I often say in my workshops that when you're looking at the Rainbow of Why, the power is on the bottom.
I think that in school we're way too quick to tell students “when they'll ever use this” (that's utility on the graphic above) and we're way too slow to paint a picture of how what we learn in school isn't just stuff to be used but is stuff that lets us experience pleasure and meaning and beauty.
Here's a great example I came across recently from Rebecca Solnit. She's a prolific writer, historian, and activist — not a scientist. But notice how the language of science — that is, her knowledge of science — infuses these paragraphs and enables them to reach heights that apart from science they would not.
“Growing up, we say, as though we were trees, as though altitude was all that there was to be gained, but so much of the process is growing whole as the fragments are gathered, the patterns found. Human infants are born with craniums made up of four plates that have not yet knit together into a solid dome so that their heads can compress to fit through the birth canal, so that the brain within can then expand. The seams of these plates are intricate, like fingers interlaced, like the meander of arctic rivers across tundra.

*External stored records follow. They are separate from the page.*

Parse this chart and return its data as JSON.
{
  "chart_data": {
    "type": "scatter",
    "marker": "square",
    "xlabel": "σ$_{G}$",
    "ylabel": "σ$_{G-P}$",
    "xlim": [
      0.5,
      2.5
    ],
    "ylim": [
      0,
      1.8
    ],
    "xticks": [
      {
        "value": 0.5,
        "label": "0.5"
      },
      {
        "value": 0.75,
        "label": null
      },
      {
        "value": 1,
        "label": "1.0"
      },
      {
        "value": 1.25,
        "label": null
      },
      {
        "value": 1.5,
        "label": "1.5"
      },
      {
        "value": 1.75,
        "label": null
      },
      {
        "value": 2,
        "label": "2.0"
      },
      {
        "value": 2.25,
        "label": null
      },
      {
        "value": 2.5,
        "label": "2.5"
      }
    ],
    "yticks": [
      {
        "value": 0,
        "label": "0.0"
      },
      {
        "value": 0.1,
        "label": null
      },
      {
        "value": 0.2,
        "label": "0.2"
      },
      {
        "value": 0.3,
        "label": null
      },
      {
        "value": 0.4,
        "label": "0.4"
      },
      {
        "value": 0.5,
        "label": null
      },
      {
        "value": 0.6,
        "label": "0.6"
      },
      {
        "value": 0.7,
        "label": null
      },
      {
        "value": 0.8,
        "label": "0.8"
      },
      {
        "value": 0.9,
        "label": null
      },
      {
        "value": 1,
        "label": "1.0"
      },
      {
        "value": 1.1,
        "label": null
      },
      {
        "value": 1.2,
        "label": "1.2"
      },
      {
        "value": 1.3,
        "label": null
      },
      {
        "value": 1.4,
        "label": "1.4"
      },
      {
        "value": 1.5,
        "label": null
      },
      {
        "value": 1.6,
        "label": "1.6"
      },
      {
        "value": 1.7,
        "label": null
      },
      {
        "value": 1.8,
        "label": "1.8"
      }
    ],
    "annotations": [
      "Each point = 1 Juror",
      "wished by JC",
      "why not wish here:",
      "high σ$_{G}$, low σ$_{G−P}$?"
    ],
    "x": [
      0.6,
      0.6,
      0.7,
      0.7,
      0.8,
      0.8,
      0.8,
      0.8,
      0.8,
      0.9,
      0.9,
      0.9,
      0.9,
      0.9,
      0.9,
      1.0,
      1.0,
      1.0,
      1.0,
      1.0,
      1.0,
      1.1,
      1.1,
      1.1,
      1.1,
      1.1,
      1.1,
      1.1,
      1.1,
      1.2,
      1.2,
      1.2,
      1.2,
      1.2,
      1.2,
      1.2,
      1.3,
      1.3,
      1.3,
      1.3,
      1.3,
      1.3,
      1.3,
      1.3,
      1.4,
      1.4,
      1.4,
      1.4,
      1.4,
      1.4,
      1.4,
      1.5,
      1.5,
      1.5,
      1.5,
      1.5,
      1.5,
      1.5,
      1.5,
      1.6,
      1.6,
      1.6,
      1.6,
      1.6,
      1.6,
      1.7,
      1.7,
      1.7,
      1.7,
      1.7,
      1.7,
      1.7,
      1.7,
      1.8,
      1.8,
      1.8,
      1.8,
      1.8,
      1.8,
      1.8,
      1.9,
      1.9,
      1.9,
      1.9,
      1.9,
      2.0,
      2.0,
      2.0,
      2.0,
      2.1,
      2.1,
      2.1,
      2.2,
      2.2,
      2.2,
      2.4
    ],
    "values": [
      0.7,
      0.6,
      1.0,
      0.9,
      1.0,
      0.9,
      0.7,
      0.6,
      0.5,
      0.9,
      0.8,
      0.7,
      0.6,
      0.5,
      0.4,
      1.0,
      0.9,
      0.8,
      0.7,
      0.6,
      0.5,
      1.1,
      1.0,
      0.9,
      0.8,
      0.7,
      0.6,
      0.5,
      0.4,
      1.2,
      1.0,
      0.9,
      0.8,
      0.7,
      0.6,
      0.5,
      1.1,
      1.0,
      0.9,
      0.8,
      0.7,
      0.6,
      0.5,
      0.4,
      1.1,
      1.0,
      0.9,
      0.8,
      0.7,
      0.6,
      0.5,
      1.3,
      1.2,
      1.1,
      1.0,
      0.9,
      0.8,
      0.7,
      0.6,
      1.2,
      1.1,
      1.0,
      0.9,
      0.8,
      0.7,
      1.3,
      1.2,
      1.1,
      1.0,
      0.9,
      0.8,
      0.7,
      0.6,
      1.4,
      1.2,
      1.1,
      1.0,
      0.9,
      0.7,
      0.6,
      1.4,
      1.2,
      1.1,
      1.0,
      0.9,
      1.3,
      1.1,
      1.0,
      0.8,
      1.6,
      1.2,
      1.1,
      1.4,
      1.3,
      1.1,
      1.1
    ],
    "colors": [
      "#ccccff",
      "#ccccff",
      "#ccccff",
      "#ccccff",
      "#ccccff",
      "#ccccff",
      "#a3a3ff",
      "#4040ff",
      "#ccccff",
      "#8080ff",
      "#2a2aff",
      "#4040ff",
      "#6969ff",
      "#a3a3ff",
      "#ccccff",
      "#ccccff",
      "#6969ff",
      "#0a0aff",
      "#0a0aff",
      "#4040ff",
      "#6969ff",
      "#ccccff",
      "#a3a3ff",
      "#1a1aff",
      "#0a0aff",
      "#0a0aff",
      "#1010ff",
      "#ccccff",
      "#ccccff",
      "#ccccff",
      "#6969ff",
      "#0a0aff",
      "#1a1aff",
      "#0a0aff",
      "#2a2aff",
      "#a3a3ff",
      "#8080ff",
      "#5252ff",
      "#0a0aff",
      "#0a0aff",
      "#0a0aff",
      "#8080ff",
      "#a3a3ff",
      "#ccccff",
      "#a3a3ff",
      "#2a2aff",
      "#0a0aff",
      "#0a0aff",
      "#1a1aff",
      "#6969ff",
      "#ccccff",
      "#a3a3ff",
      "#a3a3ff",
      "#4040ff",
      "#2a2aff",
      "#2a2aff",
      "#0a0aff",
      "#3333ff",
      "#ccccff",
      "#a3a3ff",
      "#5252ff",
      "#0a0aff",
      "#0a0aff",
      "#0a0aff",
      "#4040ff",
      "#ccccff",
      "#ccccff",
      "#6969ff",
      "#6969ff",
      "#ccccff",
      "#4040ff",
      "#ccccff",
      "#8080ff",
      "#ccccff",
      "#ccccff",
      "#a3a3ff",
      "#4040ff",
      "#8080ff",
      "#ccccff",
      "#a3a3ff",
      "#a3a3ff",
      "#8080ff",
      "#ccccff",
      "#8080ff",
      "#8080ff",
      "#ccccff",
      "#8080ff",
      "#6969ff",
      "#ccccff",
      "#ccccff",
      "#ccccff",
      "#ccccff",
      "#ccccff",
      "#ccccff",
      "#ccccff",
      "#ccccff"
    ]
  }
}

Source: Recollections of My Nonexistence, as quoted in James Clear's newsletter
The skull quadruples in size in the first few years, and if the bones knit together too soon, they restrict the growth of the brain; and if they don't knit at all the brain remains unprotected. Open enough to grow and closed enough to hold together is what a life must also be. We collage ourselves into being, finding the pieces of a worldview and people to love and reasons to live and then integrate them into a whole, a life consistent with its beliefs and desires, at least if we're lucky.”
Learning things in science is not just valuable for future scientists. It's not just a thing that'll pay off for folks going into medicine or engineering.
Science is valuable for our students and worthy of their time because it enables them to experience beauty and meaning and purpose and delight that apart from science they'd not quite ever get to experience.
And the thing we teachers have to accept, of course, is that no one else is more responsible for helping our students to see this than we are.
Helping them see beauty in all the content areas is a part of our job.
And a dang good (and hard) part, too.
Best,
DSJR
Nancy Ravaioli says
Thanks. I needed to see this. Sometimes we get too caught up in the grades and the standards and the nonsense. We forget that we should just yearn to know things. It helps us see the world differently. Better.
Dave Stuart Jr. says
Nancy, amen — seeing the the world better. Yes.